Polvo eres... Por Francisco Sosa Wagner



Todo muere, polvo eres y en polvo te convertirás, ars longa, vita brevis y así seguido reza un número indefinido de expresiones, aforismos y refranes que nos recuerdan la condición de mortales, de nosotros y de cuanto nos rodea. La muerte es condena pero también liberación como nos enseña Cervantes en “La Galatea”: “mas todos estos temores / que me figura mi suerte / se acabarán con la muerte / que es el fin de los dolores”.

Pero incluso esta, la muerte, tiene su fin, tal como proclama la tradición cristiana al defender la resurrección de los muertos, las trompetas del Apocalipsis y demás. O sea que la vida tiene su fin pero también el suyo la muerte. Que esto es un galimatías nadie lo puede negar pero tampoco que se apoye en las mejores tradiciones y en una fecunda e ingeniosa imaginación.
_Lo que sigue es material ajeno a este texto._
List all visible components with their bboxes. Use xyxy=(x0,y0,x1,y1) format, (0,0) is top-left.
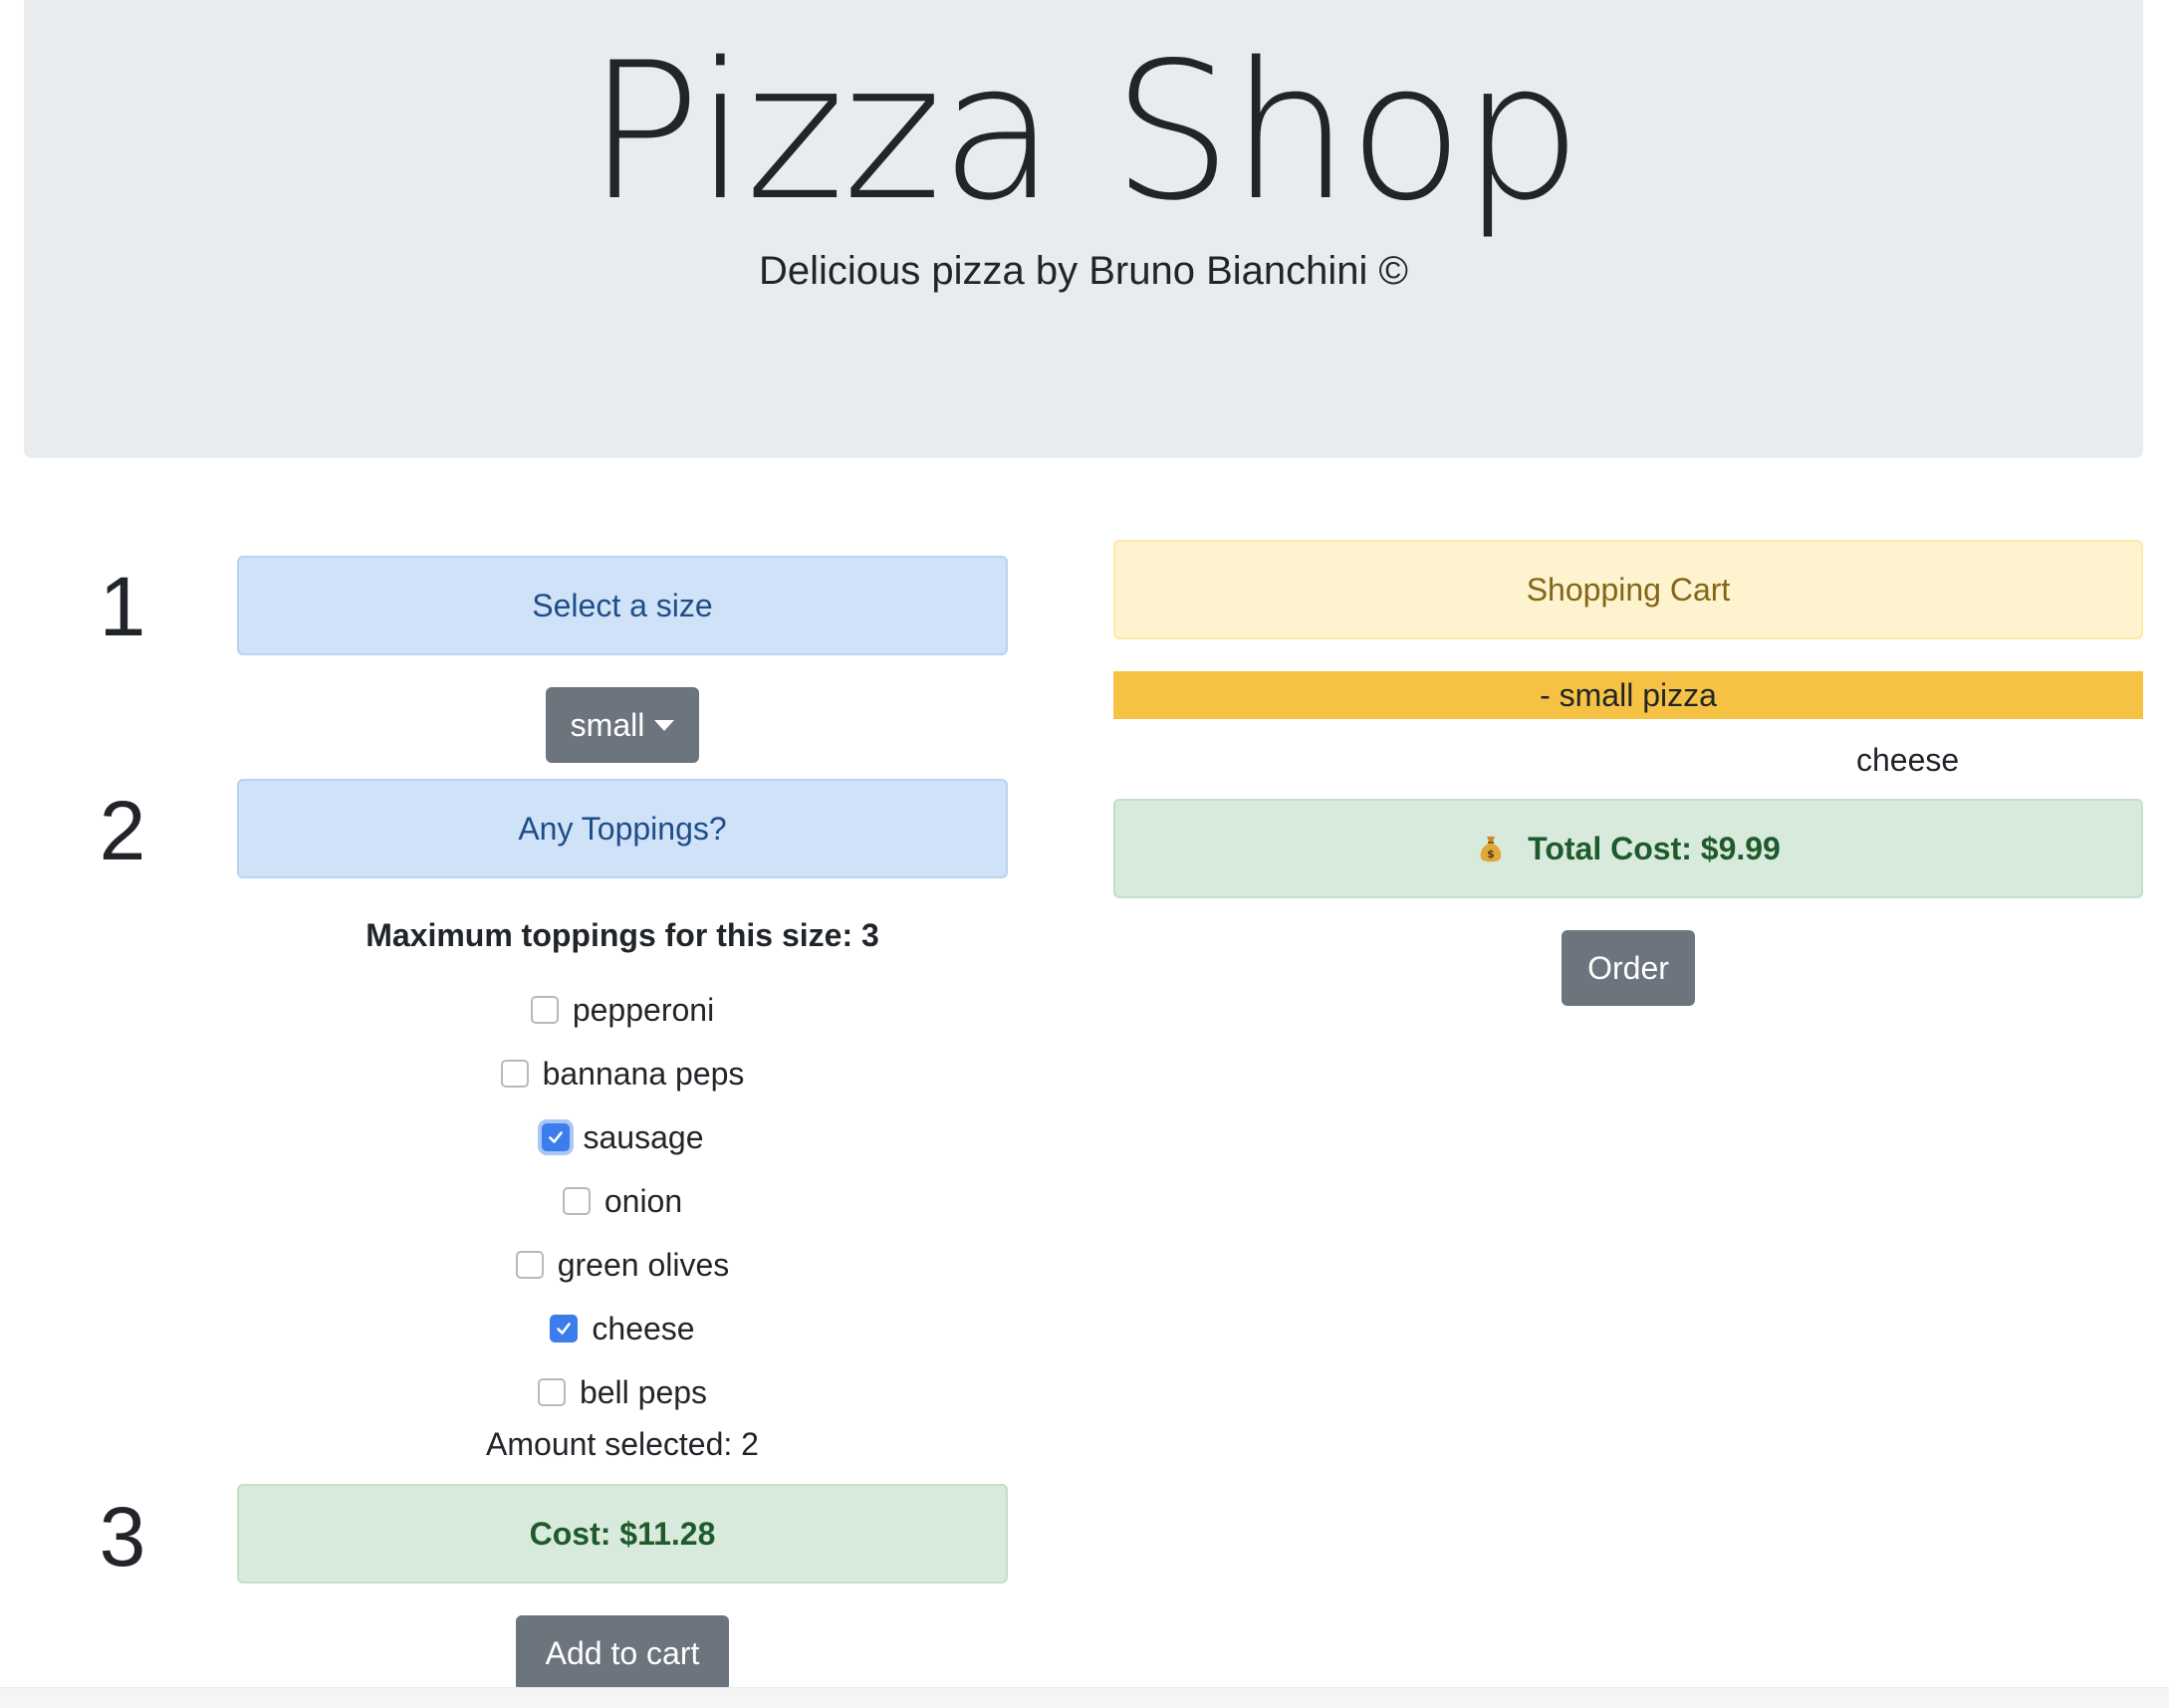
size-dropdown-value: small xyxy=(570,706,645,743)
topping-option[interactable]: green olives xyxy=(237,1233,1008,1297)
topping-checkbox[interactable] xyxy=(500,1060,529,1088)
topping-checkbox[interactable] xyxy=(550,1315,579,1342)
total-cost-box: $ Total Cost: $9.99 xyxy=(1113,799,2143,898)
topping-label[interactable]: onion xyxy=(604,1181,682,1221)
total-cost-label: Total Cost: $9.99 xyxy=(1528,830,1781,866)
topping-label[interactable]: sausage xyxy=(584,1117,704,1157)
page-bottom-edge xyxy=(0,1687,2169,1708)
toppings-list: pepperoni bannana peps sausage onion green o… xyxy=(237,978,1008,1424)
topping-checkbox[interactable] xyxy=(541,1123,570,1151)
max-toppings-label: Maximum toppings for this size: 3 xyxy=(365,917,879,953)
topping-option[interactable]: pepperoni xyxy=(237,978,1008,1042)
topping-checkbox[interactable] xyxy=(562,1187,591,1215)
site-title: Pizza Shop xyxy=(587,22,1581,242)
cost-label: Cost: $11.28 xyxy=(529,1515,716,1552)
topping-checkbox[interactable] xyxy=(530,996,559,1024)
caret-down-icon xyxy=(654,719,675,731)
cart-item-topping: cheese xyxy=(1856,742,1960,778)
step-number-2: 2 xyxy=(99,784,146,877)
topping-checkbox[interactable] xyxy=(515,1251,544,1279)
topping-option[interactable]: onion xyxy=(237,1169,1008,1233)
topping-checkbox[interactable] xyxy=(537,1378,566,1406)
shopping-cart-label: Shopping Cart xyxy=(1526,571,1731,608)
topping-option[interactable]: sausage xyxy=(237,1105,1008,1169)
step-number-3: 3 xyxy=(99,1490,146,1584)
money-bag-icon: $ xyxy=(1480,837,1502,862)
site-subtitle: Delicious pizza by Bruno Bianchini © xyxy=(758,249,1408,293)
svg-text:$: $ xyxy=(1487,848,1495,860)
checkmark-icon xyxy=(548,1131,563,1143)
amount-selected-label: Amount selected: 2 xyxy=(486,1426,759,1462)
shopping-cart-heading: Shopping Cart xyxy=(1113,540,2143,639)
checkmark-icon xyxy=(557,1323,572,1335)
topping-label[interactable]: cheese xyxy=(592,1309,694,1348)
topping-option[interactable]: bell peps xyxy=(237,1360,1008,1424)
toppings-heading-label: Any Toppings? xyxy=(518,810,727,847)
topping-option[interactable]: bannana peps xyxy=(237,1042,1008,1105)
cost-box: Cost: $11.28 xyxy=(237,1484,1008,1584)
size-dropdown-button[interactable]: small xyxy=(546,687,699,763)
topping-label[interactable]: pepperoni xyxy=(573,990,714,1030)
topping-label[interactable]: green olives xyxy=(558,1245,730,1285)
step-number-1: 1 xyxy=(99,560,146,653)
header-jumbotron: Pizza Shop Delicious pizza by Bruno Bian… xyxy=(24,0,2143,458)
add-to-cart-button[interactable]: Add to cart xyxy=(516,1615,729,1691)
order-button[interactable]: Order xyxy=(1562,930,1695,1006)
select-size-heading: Select a size xyxy=(237,556,1008,655)
toppings-heading: Any Toppings? xyxy=(237,779,1008,878)
cart-item-title: - small pizza xyxy=(1113,671,2143,719)
topping-option[interactable]: cheese xyxy=(237,1297,1008,1360)
topping-label[interactable]: bannana peps xyxy=(543,1054,745,1094)
topping-label[interactable]: bell peps xyxy=(580,1372,707,1412)
select-size-label: Select a size xyxy=(532,587,713,623)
Pues ¿y el amor? ¿Es necesario hacer hincapié en lo delicada que es esta flor, fugitiva como el despuntar de la aurora? Páginas y páginas han ocupado los poetas para referirse a sus  efímeras diabluras, a su inconstancia, al dolor del enamorado que pierde de pronto a la linda Belisa o a la bella Filis... El amor como un sueño, como un imposible, como un fantasma esquivo, una sombra, el relámpago que sin acabar de lucir ya se le puede dar por apagado. Miles de flores naturales se han ganado en los certámenes literarios de pueblos y villas por jóvenes inspirados que han sabido exprimir estas ideas que vienen de los griegos, de los babilonios y de otros pueblos egregios y con muchos trienios en la Historia. Grandes prestigios se han labrado batiendo en endecasílabos suspiros, gemidos, recuerdos, labios, galanuras y hermosuras.

Así es todo de fugaz. Menos el yogur. Porque respecto de este inocente producto fabricado con leche, que empezó siendo alimento de enfermos y dispépticos y hoy es desayuno, postre y cena de personas sanas y en el uso cabal de su mejor circunstancia, se ha decretado por el gobierno que no está sometido a caducidad.

Hasta ahora tenía el yogur un plazo de vida, bastante corto, nada que ver con los plazos que rigen la de los pleitos en el mundo judicial que se miden -como sabe cualquier abogado- por eras geológicas. El fin inminente del yogur, veinte, treinta días a lo sumo, pendía sobre él como una condena bíblica. Transcurridas esas fechas, el yogur abandonaba su cómoda vida en la nevera o en los anaqueles del supermercado y pasaba directamente al humillante cubo de la basura. De nada servía ya: no solo sus propiedades curativas se habían extraviado sino que incluso podía despertar elementos patógenos que en nuestro organismo vivieran un estado de inofensiva vigilia. Desde hace unos días empero la orden es clara: el yogur carece de caducidad por lo que puede tomarse en cualquier momento cualquiera que sea la fecha de su venida al mundo y de su envasado. 

“Hay golpes en la vida tan fuertes ...” exclama César Vallejo en sus “Heraldos negros”. He de confesar que para mí este de la inmortalidad del yogur es uno de esos golpes que exigen mucha entereza para superarlo. ¿Cómo se puede entender que el yogur no esté aquejado de la brevedad que nos acorrala y determina nuestra existencia?  Es difícil pero como así lo quiere la autoridad, las personas sentimentales debemos abanderar sin demora un movimiento que exija la resurrección de todos los yogures caducados que en el mundo han sido.